Psychiatric medications come in several forms, though among the most commonly prescribed are antidepressants, stimulants, and mood stabilizers. They are so regularly prescribed; in fact, that one of the questions most often asked of me by new patients is how long I need to talk to them before writing a prescription. They expect the same experience in my office that so many have had with other doctors in the past—they feel unsettled, they seek help, they get pills. And while prescriptions may offer temporary relief of symptoms, patients are not always aware that they also come with severe risks.
Patients need to know that psychiatric medications may cause:
- Alarming side effects, including sexual dysfunction
- Other medications to malfunction
- Dangerous health problems, such as difficulty breathing and diabetes
- Disturbing withdrawal symptoms, including seizers
- Decreasing efficacy
As a medical doctor and therapist, I have seen first-hand the harmful effects of our dependence on medications for resolving emotional issues. Counter to current treatment trends, the use of medication alone increases the duration, and sometimes
the intensity, of common emotional problems. Often, medication masks the symptoms, a course of treatment that would be deemed unacceptable in any other field of medicine.
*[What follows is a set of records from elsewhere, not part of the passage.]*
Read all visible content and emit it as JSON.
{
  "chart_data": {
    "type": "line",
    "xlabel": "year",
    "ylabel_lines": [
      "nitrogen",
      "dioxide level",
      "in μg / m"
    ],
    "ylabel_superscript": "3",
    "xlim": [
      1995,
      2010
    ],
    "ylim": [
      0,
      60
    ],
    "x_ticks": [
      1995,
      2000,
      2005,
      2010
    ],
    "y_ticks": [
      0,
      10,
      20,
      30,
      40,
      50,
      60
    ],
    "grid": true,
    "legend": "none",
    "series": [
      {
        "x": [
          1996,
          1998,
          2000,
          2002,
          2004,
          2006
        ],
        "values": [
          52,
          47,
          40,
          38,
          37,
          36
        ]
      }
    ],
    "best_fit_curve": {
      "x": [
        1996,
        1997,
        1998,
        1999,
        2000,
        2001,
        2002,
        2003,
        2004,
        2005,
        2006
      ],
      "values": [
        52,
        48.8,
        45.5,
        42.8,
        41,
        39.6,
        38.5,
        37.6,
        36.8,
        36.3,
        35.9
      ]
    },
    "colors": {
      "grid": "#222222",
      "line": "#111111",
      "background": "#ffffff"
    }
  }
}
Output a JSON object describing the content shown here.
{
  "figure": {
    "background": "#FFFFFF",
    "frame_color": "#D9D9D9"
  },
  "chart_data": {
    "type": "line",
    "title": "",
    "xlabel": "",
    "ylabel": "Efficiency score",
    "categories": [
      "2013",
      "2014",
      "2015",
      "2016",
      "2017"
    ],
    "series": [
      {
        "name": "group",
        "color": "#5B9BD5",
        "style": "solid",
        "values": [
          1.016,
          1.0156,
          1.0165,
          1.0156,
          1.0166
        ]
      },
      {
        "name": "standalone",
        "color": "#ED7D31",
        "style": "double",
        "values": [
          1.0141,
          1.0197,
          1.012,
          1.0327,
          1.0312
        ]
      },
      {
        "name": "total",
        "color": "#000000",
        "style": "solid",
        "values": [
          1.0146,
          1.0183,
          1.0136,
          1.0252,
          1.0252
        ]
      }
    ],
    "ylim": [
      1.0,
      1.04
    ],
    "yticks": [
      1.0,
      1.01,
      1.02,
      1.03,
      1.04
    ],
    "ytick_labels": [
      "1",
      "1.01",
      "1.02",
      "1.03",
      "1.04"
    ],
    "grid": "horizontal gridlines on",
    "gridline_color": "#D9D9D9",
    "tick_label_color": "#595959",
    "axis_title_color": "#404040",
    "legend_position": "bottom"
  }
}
For example, few people would be satisfied to treat the headaches caused by a brain tumor with ibuprofen alone. Instead, we would seek to eradicate the problem at its source. The same should be no less accurate for our emotional health issues because, unlike acute mental health conditions such as schizophrenia and some bipolar disorders, common complaints such as anxiety and depression are often not based on biology. And yet, most patients seeking help for these conditions are being treated with biology-altering pharmaceuticals. The condition clearly does not warrant the intervention.
The most effective course of treatment is what I have used with patients in my practice for nearly twenty years: psychodynamic therapy. To treat the real source of emotional problems, we must discover its source, a process to which therapy is expertly suited. With the right guide, a patient can be led to discoveries about their history, their beliefs, and their feelings, all of which, in turn, affect the success of their daily lives and relationships. When we discover how we got to today’s state, we can change the path towards tomorrow.
Despite being an MD, I avoid prescribing medications as often as I can. When medication is necessary, I use them very cautiously. As physicians, we must guide our patients in the knowledge that medication alone is not a treatment; it’s merely a mask.